Le Brésil rappelle son ambassadeur après que Milei a traité Lula de 'voleur' et un juge de 'déchet chauve' lors d'un rassemblement de Bolsonaro
Le président argentin a traité Lula de 'voleur' et un juge de la Cour suprême de 'déchet chauve' lors d'un événement à São Paulo pour la candidature présidentielle de Flávio Bolsonaro, ce qui a poussé le Brésil à rappeler son ambassadeur et à convoquer l'envoyé argentin.
Le rassemblement à São Paulo
Le samedi 25 juillet, le président argentin Javier Milei s'est rendu à São Paulo pour assister à un congrès du Parti libéral du Brésil, où le sénateur Flávio Bolsonaro, fils de l'ancien président Jair Bolsonaro, a été officiellement désigné comme candidat du parti pour l'élection présidentielle d'octobre 2026. S'adressant à la foule, Milei a lancé une série d'attaques contre le président brésilien Luiz Inácio Lula da Silva sans jamais prononcer son nom. Il a traité Lula de "voleur" et de "condamné" (certains médias ont rapporté les termes "menteur" et "prisonnier"), a mis en garde contre le "danger Lula" et a exhorté les Brésiliens à se libérer de l'"esclavage de la gauche". Milei s'en est ensuite pris au juge de la Cour suprême Alexandre de Moraes, qu'il a qualifié de "déchet chauve", et a accusé le juge de l'empêcher de rendre visite à son "ami injustement emprisonné" Jair Bolsonaro. L'ancien président, qui a gouverné de 2019 à 2022, a été reconnu coupable d'une tentative de coup d'État en 2022 et purge sa peine en résidence surveillée à Brasília. Cette apparition a été largement perçue comme une intervention dans la politique intérieure brésilienne avant le vote d'octobre.

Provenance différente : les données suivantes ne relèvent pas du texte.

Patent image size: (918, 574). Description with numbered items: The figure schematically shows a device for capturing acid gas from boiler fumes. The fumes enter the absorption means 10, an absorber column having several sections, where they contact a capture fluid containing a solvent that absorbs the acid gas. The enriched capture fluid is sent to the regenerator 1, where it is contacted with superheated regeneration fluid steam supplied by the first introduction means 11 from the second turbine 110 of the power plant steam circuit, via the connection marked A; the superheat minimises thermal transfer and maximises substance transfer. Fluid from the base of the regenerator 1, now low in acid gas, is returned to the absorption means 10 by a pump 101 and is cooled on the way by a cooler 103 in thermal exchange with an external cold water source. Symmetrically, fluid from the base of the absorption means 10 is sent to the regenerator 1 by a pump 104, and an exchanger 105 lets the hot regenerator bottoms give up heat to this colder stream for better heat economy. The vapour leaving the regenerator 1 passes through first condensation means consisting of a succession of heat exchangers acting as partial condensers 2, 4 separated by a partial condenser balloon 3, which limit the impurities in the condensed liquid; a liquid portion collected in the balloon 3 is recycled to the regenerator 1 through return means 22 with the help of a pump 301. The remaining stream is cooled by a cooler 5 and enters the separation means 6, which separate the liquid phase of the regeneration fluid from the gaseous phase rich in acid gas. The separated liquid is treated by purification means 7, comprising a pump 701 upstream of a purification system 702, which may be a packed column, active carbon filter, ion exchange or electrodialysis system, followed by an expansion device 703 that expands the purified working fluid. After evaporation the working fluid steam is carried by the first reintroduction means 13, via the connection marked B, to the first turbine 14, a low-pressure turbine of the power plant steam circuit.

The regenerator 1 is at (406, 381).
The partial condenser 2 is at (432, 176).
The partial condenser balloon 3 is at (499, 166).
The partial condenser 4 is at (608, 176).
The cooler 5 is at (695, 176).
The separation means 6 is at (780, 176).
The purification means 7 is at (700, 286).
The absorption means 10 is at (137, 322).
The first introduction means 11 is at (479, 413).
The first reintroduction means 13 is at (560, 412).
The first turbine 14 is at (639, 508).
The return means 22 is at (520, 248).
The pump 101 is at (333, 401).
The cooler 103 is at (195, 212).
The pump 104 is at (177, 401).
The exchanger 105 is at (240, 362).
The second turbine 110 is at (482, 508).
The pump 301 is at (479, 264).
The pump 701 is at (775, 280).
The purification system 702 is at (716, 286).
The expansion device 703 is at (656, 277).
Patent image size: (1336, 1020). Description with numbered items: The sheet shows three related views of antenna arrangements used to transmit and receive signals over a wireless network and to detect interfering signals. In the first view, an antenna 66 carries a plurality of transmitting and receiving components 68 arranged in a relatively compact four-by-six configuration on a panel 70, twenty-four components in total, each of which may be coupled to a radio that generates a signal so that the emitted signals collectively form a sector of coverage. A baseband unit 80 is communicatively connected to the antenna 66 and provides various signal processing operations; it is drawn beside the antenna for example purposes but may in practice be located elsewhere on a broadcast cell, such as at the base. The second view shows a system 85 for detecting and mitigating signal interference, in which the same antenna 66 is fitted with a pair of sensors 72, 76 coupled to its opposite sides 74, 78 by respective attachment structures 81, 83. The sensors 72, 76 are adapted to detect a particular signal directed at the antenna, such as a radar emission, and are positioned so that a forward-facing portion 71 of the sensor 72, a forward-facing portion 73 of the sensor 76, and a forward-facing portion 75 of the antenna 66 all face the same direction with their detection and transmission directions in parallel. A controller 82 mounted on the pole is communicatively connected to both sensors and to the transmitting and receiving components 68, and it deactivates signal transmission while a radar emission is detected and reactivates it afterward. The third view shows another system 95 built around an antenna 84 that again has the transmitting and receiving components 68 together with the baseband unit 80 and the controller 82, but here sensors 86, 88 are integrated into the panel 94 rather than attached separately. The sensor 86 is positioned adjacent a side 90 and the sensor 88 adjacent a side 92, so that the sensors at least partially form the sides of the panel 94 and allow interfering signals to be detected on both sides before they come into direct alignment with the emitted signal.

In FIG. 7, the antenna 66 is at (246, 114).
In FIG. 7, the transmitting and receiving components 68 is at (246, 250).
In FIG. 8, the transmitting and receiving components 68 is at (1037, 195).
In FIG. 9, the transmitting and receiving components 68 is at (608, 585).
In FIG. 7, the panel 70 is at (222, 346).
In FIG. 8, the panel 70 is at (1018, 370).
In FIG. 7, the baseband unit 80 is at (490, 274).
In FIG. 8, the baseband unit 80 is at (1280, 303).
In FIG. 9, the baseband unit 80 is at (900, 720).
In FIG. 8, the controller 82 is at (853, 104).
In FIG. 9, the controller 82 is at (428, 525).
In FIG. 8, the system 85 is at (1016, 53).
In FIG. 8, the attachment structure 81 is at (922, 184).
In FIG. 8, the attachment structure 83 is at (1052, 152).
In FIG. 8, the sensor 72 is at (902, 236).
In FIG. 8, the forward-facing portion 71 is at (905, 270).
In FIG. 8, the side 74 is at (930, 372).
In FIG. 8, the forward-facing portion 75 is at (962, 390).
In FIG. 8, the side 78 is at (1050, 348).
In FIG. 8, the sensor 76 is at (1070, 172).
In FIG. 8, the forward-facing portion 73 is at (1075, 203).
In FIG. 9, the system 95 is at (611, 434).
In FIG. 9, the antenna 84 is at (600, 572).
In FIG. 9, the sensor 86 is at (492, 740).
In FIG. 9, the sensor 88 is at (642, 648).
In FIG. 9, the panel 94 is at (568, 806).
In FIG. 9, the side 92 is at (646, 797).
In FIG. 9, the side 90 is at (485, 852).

La réponse diplomatique du Brésil
Le ministère brésilien des Affaires étrangères a réagi dimanche en rappelant son ambassadeur à Buenos Aires, Julio Bitelli, pour consultations. Le ministère a qualifié les propos de Milei de "hautement offensants". Une source diplomatique brésilienne a déclaré à l'AFP que la décision avait été prise parce que Milei avait "offensé deux pouvoirs, le peuple et la démocratie du Brésil". L'ambassadeur Bitelli devait être de retour à Brasília d'ici lundi 27 juillet. Parallèlement, le gouvernement brésilien a convoqué l'ambassadeur d'Argentine à Brasília pour lui remettre une note de protestation officielle.
Il a offensé deux pouvoirs, le peuple et la démocratie du Brésil.
La réaction de Lula
Le président Lula a abordé la querelle indirectement lors d'un événement syndical dimanche. Sans mentionner Milei par son nom, il a déclaré : "Au Brésil, nous ne tolérons pas que quelqu'un pousse là où il n'a pas été semé." Il a souligné qu'il continuerait à gouverner sans être affecté par "l'ingérence de quiconque", ajoutant que son gouvernement ne serait pas influencé par des pressions extérieures.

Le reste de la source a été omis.